LAUSR

In the context of increasing construction of new railways and uninterrupted operation of existing railways in China, maintenance supervisors are facing great challenges to achieve as much maintenance workloads as possible in an efficient and economical way within the required maintenance cycle. Therefore, a cost-effectiveness oriented intelligent maintenance scheduling optimization method for the traction power supply system (TPSS) of high-speed railways (HSRs) is proposed. First, the skill levels of maintenance operators are evaluated by the skill evaluation model, and the workflow model of TPSS maintenance tasks is established to describe the relation between the operator deployment and the maintenance efficiency. Then the bi-objective optimization model which simultaneously maximizes maintenance workload and minimizes cost subject to available resources during a prescribed period is established.
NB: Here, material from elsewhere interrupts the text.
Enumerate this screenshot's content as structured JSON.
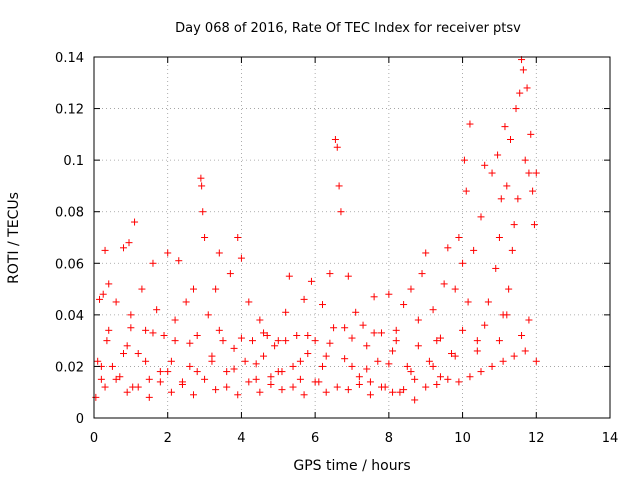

A modified bi-objective genetic algorithm is applied to obtain the Pareto solutions of the model and thus optimized maintenance scheduling strategies are formulated. A case study dealing with the maintenance scheduling optimization of a catenary system in China shows that, compared with the current scheme, the proposed strategy can effectively improve maintenance efficiency and meanwhile reduce cost. Furthermore, a prototype of an intelligent maintenance scheduling system (IMSS) for HSR TPSS is developed. The application of IMSS with field data indicates it can help operators formulate highly efficient yet economical maintenance strategies, and meanwhile motivate the transition of current maintenance decision-making policy from traditional experience-based strategies towards scientific “cost-effective” ones.